Reputation: 734
I have developed some code to apply Autoencoder on my dataset, in order to extract hidden features from it. I have a dataset that consists of 84 variables, and they have been normalised.
epochs = 10
batch_size = 128
lr = 0.008
# Convert Input and Output data to Tensors and create a TensorDataset
input = torch.Tensor(input.to_numpy())
output = torch.tensor(output.to_numpy())
data = torch.utils.data.TensorDataset(input, output)
# Split to Train, Validate and Test sets using random_split
number_rows = len(input) # The size of our dataset or the number of rows in excel table.
test_split = int(number_rows*0.3)
train_split = number_rows - test_split
train_set, test_set = random_split(data, [train_split, test_split])
# Create Dataloader to read the data within batch sizes and put into memory.
train_loader = torch.utils.data.DataLoader(train_set, batch_size=batch_size, shuffle = True)
test_loader = torch.utils.data.DataLoader(test_set, batch_size=batch_size)
The model structure:
# Model structure
class AutoEncoder(nn.Module):
def __init__(self):
super(AutoEncoder, self).__init__()
# Encoder
self.encoder = nn.Sequential(
nn.Linear(84, 128),
nn.Tanh(),
nn.Linear(128, 64),
nn.Tanh(),
nn.Linear(64, 16),
nn.Tanh(),
nn.Linear(16, 2),
)
# Decoder
self.decoder = nn.Sequential(
nn.Linear(2, 16),
nn.Tanh(),
nn.Linear(16, 64),
nn.Tanh(),
nn.Linear(64, 128),
nn.Tanh(),
nn.Linear(128, 84),
nn.Sigmoid()
)
def forward(self, inputs):
codes = self.encoder(inputs)
decoded = self.decoder(codes)
return codes, decoded
Optimiser and Loss function
# Optimizer and loss function
model = AutoEncoder()
optimizer = torch.optim.Adam(model.parameters(), lr=lr)
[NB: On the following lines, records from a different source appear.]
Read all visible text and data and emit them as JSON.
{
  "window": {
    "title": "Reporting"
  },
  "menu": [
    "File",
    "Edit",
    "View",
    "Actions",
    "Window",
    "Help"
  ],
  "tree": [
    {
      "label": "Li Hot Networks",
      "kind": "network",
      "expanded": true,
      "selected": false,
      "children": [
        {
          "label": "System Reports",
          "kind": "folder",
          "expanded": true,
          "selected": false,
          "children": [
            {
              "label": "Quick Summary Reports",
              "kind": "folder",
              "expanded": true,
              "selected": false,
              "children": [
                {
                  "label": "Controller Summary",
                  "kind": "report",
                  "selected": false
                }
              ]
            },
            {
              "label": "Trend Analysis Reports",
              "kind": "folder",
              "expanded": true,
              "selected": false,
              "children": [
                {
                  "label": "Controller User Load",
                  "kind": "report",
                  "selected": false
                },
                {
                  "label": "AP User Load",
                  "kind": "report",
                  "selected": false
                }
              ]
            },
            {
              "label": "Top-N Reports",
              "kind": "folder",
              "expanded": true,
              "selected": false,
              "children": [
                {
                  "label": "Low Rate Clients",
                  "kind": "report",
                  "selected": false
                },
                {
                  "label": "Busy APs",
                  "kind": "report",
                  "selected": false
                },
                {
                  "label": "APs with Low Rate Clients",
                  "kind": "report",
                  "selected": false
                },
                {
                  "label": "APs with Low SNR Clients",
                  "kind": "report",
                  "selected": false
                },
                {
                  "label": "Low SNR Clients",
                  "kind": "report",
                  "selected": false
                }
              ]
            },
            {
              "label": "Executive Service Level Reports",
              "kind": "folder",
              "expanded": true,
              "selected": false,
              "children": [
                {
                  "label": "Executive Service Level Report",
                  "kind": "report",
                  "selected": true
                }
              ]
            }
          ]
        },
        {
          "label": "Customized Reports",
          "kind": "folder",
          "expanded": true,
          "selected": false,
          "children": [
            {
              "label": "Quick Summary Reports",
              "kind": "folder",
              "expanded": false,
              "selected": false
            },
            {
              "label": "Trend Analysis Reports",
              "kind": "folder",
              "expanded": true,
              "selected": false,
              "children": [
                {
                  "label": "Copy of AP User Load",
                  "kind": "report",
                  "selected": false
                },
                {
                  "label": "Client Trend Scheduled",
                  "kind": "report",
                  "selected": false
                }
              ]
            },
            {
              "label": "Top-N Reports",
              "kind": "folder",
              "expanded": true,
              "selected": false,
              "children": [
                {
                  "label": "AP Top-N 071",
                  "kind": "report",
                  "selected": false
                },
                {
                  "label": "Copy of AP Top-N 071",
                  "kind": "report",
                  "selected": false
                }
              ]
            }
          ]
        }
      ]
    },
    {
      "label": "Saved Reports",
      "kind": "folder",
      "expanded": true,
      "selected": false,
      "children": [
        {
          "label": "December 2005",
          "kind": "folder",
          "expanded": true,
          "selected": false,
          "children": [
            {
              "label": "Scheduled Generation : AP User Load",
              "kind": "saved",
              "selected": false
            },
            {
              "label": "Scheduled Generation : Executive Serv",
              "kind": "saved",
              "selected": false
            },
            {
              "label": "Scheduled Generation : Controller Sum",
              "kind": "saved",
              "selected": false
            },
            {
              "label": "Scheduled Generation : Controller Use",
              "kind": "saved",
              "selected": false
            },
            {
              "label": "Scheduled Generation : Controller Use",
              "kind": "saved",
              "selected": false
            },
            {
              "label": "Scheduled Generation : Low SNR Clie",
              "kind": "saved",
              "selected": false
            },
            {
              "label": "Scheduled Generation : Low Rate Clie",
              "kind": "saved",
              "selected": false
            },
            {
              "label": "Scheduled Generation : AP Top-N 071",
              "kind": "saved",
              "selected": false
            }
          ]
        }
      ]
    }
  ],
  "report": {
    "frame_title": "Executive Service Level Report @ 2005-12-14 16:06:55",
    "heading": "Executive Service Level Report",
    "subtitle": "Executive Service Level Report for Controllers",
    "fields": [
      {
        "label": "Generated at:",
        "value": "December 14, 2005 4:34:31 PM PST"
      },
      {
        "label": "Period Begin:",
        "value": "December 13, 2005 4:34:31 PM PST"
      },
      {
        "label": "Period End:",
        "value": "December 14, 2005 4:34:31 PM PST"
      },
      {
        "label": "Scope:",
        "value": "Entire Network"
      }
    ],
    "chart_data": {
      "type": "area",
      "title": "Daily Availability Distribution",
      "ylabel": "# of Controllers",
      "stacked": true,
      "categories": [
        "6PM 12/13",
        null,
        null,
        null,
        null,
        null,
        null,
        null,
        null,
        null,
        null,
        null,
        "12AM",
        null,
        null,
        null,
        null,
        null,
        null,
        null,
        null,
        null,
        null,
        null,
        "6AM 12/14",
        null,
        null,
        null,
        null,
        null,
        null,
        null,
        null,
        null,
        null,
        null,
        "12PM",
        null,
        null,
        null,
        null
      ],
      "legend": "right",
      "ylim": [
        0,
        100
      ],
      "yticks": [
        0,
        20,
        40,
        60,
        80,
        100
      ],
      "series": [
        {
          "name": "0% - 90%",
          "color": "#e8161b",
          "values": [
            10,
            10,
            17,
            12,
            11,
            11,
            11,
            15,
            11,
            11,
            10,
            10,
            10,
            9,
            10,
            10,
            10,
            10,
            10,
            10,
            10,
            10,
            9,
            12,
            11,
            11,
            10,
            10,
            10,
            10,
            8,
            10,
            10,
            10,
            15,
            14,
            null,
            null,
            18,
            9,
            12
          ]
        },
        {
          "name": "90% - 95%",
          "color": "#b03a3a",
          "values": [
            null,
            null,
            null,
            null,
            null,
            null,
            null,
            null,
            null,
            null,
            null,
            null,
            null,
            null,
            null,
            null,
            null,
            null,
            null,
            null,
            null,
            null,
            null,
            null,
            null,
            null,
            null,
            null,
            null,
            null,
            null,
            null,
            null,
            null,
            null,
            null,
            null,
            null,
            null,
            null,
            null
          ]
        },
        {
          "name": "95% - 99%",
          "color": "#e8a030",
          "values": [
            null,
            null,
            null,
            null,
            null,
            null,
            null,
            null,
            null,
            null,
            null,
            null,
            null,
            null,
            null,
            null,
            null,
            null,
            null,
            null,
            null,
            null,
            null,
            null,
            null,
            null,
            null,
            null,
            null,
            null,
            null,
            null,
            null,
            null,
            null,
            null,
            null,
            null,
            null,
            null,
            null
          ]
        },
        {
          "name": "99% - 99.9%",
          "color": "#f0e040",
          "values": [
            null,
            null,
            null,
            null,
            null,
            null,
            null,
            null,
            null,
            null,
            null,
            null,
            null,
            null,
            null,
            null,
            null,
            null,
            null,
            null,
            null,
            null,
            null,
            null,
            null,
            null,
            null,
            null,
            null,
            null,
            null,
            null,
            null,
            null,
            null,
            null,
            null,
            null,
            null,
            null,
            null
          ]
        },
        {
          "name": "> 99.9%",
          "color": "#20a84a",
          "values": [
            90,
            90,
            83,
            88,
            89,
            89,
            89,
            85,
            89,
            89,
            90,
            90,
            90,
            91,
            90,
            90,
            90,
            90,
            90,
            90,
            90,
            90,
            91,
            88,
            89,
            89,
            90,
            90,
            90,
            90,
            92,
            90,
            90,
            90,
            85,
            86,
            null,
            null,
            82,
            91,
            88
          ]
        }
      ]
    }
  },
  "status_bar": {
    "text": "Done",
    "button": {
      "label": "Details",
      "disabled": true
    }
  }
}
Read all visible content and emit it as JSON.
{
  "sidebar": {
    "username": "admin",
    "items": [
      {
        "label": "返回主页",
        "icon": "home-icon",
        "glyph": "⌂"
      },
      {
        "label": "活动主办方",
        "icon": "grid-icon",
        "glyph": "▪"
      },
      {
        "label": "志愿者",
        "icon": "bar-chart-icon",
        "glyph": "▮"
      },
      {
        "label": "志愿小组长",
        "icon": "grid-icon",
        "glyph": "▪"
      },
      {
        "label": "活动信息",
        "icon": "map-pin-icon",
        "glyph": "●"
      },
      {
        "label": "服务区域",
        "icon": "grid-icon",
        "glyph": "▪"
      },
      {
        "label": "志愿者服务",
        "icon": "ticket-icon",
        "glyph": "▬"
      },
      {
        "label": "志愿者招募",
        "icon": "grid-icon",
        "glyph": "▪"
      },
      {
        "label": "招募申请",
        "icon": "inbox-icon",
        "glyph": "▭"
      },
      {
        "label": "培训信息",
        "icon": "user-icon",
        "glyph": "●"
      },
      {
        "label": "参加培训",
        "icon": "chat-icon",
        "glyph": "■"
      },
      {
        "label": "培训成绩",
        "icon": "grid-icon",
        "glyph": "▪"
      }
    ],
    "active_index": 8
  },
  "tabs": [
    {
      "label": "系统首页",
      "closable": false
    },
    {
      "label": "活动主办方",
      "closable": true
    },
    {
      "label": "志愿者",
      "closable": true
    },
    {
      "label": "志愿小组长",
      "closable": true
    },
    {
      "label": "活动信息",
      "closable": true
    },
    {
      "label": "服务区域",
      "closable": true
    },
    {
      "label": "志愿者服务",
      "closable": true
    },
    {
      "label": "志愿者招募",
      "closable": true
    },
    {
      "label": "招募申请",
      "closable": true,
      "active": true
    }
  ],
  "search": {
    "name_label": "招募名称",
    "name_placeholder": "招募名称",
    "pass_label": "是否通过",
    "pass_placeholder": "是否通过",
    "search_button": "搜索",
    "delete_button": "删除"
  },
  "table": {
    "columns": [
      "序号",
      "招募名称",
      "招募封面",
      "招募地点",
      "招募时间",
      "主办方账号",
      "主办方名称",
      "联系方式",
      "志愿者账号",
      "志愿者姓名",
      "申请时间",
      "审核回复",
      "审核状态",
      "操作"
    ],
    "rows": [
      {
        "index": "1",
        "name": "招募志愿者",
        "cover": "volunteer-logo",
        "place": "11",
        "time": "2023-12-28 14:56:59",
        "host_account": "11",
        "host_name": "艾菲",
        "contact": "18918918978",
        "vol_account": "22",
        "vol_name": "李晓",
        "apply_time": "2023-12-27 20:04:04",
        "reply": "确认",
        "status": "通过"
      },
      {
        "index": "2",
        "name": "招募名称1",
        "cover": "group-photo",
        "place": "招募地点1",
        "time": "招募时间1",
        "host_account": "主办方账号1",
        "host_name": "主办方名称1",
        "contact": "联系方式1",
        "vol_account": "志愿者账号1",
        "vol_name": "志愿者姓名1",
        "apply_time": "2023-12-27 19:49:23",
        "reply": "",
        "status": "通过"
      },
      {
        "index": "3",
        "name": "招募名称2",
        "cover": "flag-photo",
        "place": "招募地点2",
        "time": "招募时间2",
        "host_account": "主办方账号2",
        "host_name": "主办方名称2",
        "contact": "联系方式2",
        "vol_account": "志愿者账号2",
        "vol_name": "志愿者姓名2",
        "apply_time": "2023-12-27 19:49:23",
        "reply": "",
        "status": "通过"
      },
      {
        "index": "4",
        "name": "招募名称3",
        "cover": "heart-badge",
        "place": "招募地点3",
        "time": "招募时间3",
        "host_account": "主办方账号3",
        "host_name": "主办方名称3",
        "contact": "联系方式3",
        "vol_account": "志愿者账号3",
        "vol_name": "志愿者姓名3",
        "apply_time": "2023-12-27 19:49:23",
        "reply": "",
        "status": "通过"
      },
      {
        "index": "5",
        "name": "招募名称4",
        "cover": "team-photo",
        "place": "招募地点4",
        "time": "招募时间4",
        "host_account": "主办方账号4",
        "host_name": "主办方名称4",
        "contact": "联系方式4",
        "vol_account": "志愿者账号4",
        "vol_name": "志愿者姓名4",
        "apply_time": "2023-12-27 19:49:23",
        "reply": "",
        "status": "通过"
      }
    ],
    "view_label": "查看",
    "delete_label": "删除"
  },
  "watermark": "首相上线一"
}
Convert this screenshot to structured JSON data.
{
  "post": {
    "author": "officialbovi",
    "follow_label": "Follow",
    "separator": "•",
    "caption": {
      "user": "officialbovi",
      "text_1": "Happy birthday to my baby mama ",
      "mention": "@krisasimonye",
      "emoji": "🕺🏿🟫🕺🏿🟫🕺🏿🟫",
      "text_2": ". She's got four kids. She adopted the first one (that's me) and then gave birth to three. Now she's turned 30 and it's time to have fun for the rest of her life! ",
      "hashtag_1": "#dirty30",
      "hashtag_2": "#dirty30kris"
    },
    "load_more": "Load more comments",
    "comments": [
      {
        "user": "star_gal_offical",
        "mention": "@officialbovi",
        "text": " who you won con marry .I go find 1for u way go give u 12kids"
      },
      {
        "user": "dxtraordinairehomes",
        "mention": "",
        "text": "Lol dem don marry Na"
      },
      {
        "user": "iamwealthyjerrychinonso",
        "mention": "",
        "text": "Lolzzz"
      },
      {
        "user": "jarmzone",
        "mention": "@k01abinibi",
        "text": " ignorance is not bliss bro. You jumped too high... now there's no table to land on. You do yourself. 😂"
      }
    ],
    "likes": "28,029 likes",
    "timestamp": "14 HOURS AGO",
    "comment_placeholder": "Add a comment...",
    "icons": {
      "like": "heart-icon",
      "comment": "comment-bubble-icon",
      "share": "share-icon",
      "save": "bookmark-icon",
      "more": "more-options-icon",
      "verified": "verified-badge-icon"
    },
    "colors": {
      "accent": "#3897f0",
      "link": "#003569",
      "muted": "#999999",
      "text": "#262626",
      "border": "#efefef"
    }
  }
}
loss_function = nn.MSELoss()
The training steps:
# Train
for epoch in range(epochs):
for data, labels in train_loader:
inputs = data.view(-1, 84)
# Forward
codes, decoded = model(inputs)
# Backward
optimizer.zero_grad()
loss = loss_function(decoded, inputs)
loss.backward()
optimizer.step()
# Show progress
print('[{}/{}] Loss:'.format(epoch+1, epochs), loss.item())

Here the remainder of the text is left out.